Choosing a college baseball squad to follow is rather a useful topic in December and January. Games start for real in February. For all the denial and bargaining being offered online in the cold months, very few people realize the amusement I get from people claiming to crave baseball, yet being scarcely willing to acknowledge anything but MLB. Following the Arkansas Razorbacks for a month would provide some substantive baseball, and a chance to learn about some potential future Cubs.
Due to the Cubs’ middling 2019 campaign, they select 16th in June's amateur draft. If you dig college hitters, two at the top of the Hogs daily lineup may be scrutinized regularly for the spot, and they're very different types of players. Heston Kjerstad is a heart-of-the-order mashing corner outfielder, and Casey Martin is a leadoff-type hitter with gusto on the basepaths.
In their freshman season, the Hogs reached the finals. Last season, they reached Omaha again, but lost both games. Martin, a third baseman/shortstop had an OPS of .915 in the 2019 season, going 10-for-12 in base thievery. Kjerstad, who may get some looks in center this time around, had a .978 OPS. Kjerstad had 16 of the pair's 31 homers.
Here, I derail myself to debate a topic. The baseball draft continues to be called a crapshoot by many. I still call that a rubbish assessment. It revolves around a hard ten.
A "hard ten" in craps is a pair of fives. A hard eight is a pair of fours. Et cetera. Nobody in their right mind would gamble on so horrible of a wager as a one-in-36 likelihood unless they received a premium for the wager. There is one, but a "hard ten" is still a weak likelihood. Yet, people who are actual craps shooters bet on hard tend every day.
In the baseball draft, players like Martin and Kjerstad will come off the board early. Very likely, in the first round or so. Why? Is it because the rules of the baseball draft rewards fans of teams who select lousy talent early with better payouts? No. They'll go early because they're the best players on a coin-flip to return to Omaha. The guys who OPS .511 in the SEC or have 6+ ERAs? The hard tens? They don't get drafted.
Fangraphs has both Martin and Kjerstad in their top 30. Neither are currently top sixteen. Literally, either could be announced at 16. As to which is the better selection as of today? I buy Kjerstad's power a bit more. On the other hand, if Martin is South Bend's leadoff guy in August, I doubt I'll complain.

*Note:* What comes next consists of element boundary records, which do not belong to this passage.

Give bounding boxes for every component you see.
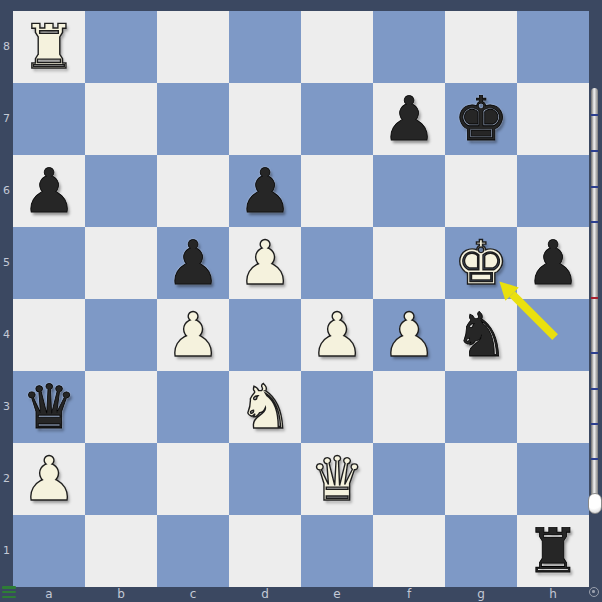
square-a6[interactable]: ♟	[13, 155, 85, 227]
square-d6[interactable]: ♟	[229, 155, 301, 227]
file-label-a: a	[13, 587, 85, 602]
target-icon[interactable]	[589, 587, 599, 597]
square-f5[interactable]	[373, 227, 445, 299]
square-e6[interactable]	[301, 155, 373, 227]
slider-tick	[591, 114, 598, 116]
square-h5[interactable]: ♟	[517, 227, 589, 299]
piece-white-knight[interactable]: ♞	[229, 371, 301, 443]
square-b5[interactable]	[85, 227, 157, 299]
square-d7[interactable]	[229, 83, 301, 155]
square-g6[interactable]	[445, 155, 517, 227]
file-label-d: d	[229, 587, 301, 602]
menu-icon-bar	[2, 586, 16, 589]
piece-black-pawn[interactable]: ♟	[517, 227, 589, 299]
file-label-b: b	[85, 587, 157, 602]
square-e8[interactable]	[301, 11, 373, 83]
square-e1[interactable]	[301, 515, 373, 587]
slider-tick	[591, 388, 598, 390]
piece-black-king[interactable]: ♚	[445, 83, 517, 155]
menu-icon-bar	[2, 591, 16, 594]
slider-tick	[591, 352, 598, 354]
piece-white-pawn[interactable]: ♟	[229, 227, 301, 299]
slider-tick	[591, 423, 598, 425]
file-label-e: e	[301, 587, 373, 602]
move-slider[interactable]	[591, 88, 598, 512]
square-f1[interactable]	[373, 515, 445, 587]
square-g4[interactable]: ♞	[445, 299, 517, 371]
square-f4[interactable]: ♟	[373, 299, 445, 371]
square-e5[interactable]	[301, 227, 373, 299]
square-c1[interactable]	[157, 515, 229, 587]
square-d4[interactable]	[229, 299, 301, 371]
piece-black-pawn[interactable]: ♟	[157, 227, 229, 299]
square-a3[interactable]: ♛	[13, 371, 85, 443]
square-c8[interactable]	[157, 11, 229, 83]
piece-white-queen[interactable]: ♛	[301, 443, 373, 515]
square-h1[interactable]: ♜	[517, 515, 589, 587]
square-g5[interactable]: ♚	[445, 227, 517, 299]
piece-white-pawn[interactable]: ♟	[13, 443, 85, 515]
piece-black-rook[interactable]: ♜	[517, 515, 589, 587]
square-h7[interactable]	[517, 83, 589, 155]
slider-center-tick	[591, 297, 598, 299]
file-label-g: g	[445, 587, 517, 602]
square-b1[interactable]	[85, 515, 157, 587]
square-h6[interactable]	[517, 155, 589, 227]
square-f8[interactable]	[373, 11, 445, 83]
piece-white-pawn[interactable]: ♟	[157, 299, 229, 371]
slider-tick	[591, 150, 598, 152]
rank-label-3: 3	[0, 371, 13, 443]
slider-thumb[interactable]	[588, 493, 602, 514]
square-b8[interactable]	[85, 11, 157, 83]
piece-white-pawn[interactable]: ♟	[373, 299, 445, 371]
square-g1[interactable]	[445, 515, 517, 587]
menu-icon-bar	[2, 596, 16, 599]
square-h2[interactable]	[517, 443, 589, 515]
piece-black-pawn[interactable]: ♟	[13, 155, 85, 227]
square-d5[interactable]: ♟	[229, 227, 301, 299]
square-d2[interactable]	[229, 443, 301, 515]
square-f6[interactable]	[373, 155, 445, 227]
square-c4[interactable]: ♟	[157, 299, 229, 371]
square-a4[interactable]	[13, 299, 85, 371]
square-h3[interactable]	[517, 371, 589, 443]
square-e2[interactable]: ♛	[301, 443, 373, 515]
slider-tick	[591, 221, 598, 223]
square-a7[interactable]	[13, 83, 85, 155]
rank-label-1: 1	[0, 515, 13, 587]
square-e4[interactable]: ♟	[301, 299, 373, 371]
square-c5[interactable]: ♟	[157, 227, 229, 299]
square-d3[interactable]: ♞	[229, 371, 301, 443]
piece-white-pawn[interactable]: ♟	[301, 299, 373, 371]
square-b4[interactable]	[85, 299, 157, 371]
square-b7[interactable]	[85, 83, 157, 155]
square-f7[interactable]: ♟	[373, 83, 445, 155]
rank-label-4: 4	[0, 299, 13, 371]
square-b2[interactable]	[85, 443, 157, 515]
chess-board: ♜♟♚♟♟♟♟♚♟♟♟♟♞♛♞♟♛♜	[13, 11, 589, 587]
square-a8[interactable]: ♜	[13, 11, 85, 83]
file-label-f: f	[373, 587, 445, 602]
square-d8[interactable]	[229, 11, 301, 83]
piece-black-pawn[interactable]: ♟	[373, 83, 445, 155]
piece-white-rook[interactable]: ♜	[13, 11, 85, 83]
square-f2[interactable]	[373, 443, 445, 515]
square-c2[interactable]	[157, 443, 229, 515]
square-h4[interactable]	[517, 299, 589, 371]
piece-black-knight[interactable]: ♞	[445, 299, 517, 371]
square-a1[interactable]	[13, 515, 85, 587]
square-a2[interactable]: ♟	[13, 443, 85, 515]
square-e3[interactable]	[301, 371, 373, 443]
rank-label-8: 8	[0, 11, 13, 83]
chess-app-window: ♜♟♚♟♟♟♟♚♟♟♟♟♞♛♞♟♛♜ 87654321abcdefgh	[0, 0, 602, 602]
menu-icon[interactable]	[2, 586, 16, 598]
square-g2[interactable]	[445, 443, 517, 515]
square-b3[interactable]	[85, 371, 157, 443]
square-c6[interactable]	[157, 155, 229, 227]
square-d1[interactable]	[229, 515, 301, 587]
rank-label-2: 2	[0, 443, 13, 515]
rank-label-7: 7	[0, 83, 13, 155]
piece-black-queen[interactable]: ♛	[13, 371, 85, 443]
square-c7[interactable]	[157, 83, 229, 155]
square-e7[interactable]	[301, 83, 373, 155]
piece-white-king[interactable]: ♚	[445, 227, 517, 299]
square-g8[interactable]	[445, 11, 517, 83]
file-label-h: h	[517, 587, 589, 602]
rank-label-6: 6	[0, 155, 13, 227]
square-a5[interactable]	[13, 227, 85, 299]
slider-tick	[591, 458, 598, 460]
piece-black-pawn[interactable]: ♟	[229, 155, 301, 227]
slider-tick	[591, 186, 598, 188]
square-h8[interactable]	[517, 11, 589, 83]
square-b6[interactable]	[85, 155, 157, 227]
square-c3[interactable]	[157, 371, 229, 443]
square-g7[interactable]: ♚	[445, 83, 517, 155]
file-label-c: c	[157, 587, 229, 602]
square-f3[interactable]	[373, 371, 445, 443]
rank-label-5: 5	[0, 227, 13, 299]
square-g3[interactable]	[445, 371, 517, 443]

The angst over the Cubs draft/develop brings about a curious dilemma. If you're complaining, and doing so as a back seat driver, you add nothing to the knowledge base. Not a thing. With a mild bit of effort, you can watch 2019 Arkansas games today. Instead of posting how much you miss baseball, you can literally watch games that include two guys that could be Cubs prospects in seven months. Watch two full at-bats from Martin and Kjerstad, and you're already in the ninetieth percentile of Cubs draft knowledge. Go to YouTube, and search for "Arkansas 2019 baseball" during a time you might have watched a Bowl game, and you know more about baseball. Tell us if you liked what you saw. Here’s a sample, some video of Kjerstad taking BP and hitting in an NCAA game last June:
The Hogs are not just Kjerstad and Martin. 2019 sophomore Matt Goodheart exploded onto the SEC from obscurity to an OPS of .985 last season. He'll be a good pro, likely, as well. They lost quite a bit before the season to the pros and graduation, but they'll hit. And have pitchers throwing 94-plus.
Arkansas would be a nice primary college baseball follow for all the cool reasons. Two likely first rounders. Highly ranked pre-season. Veteran coaches that are good at reaching Omaha. And a cool crown for anyone who hits a homer. The pitching will be useful enough, as well. Arkansas is on my short-list of recommended college baseball follows regardless. Martin and Kjerstad make it an even easier call. Two for the price of one. Even a better deal than a hard ten.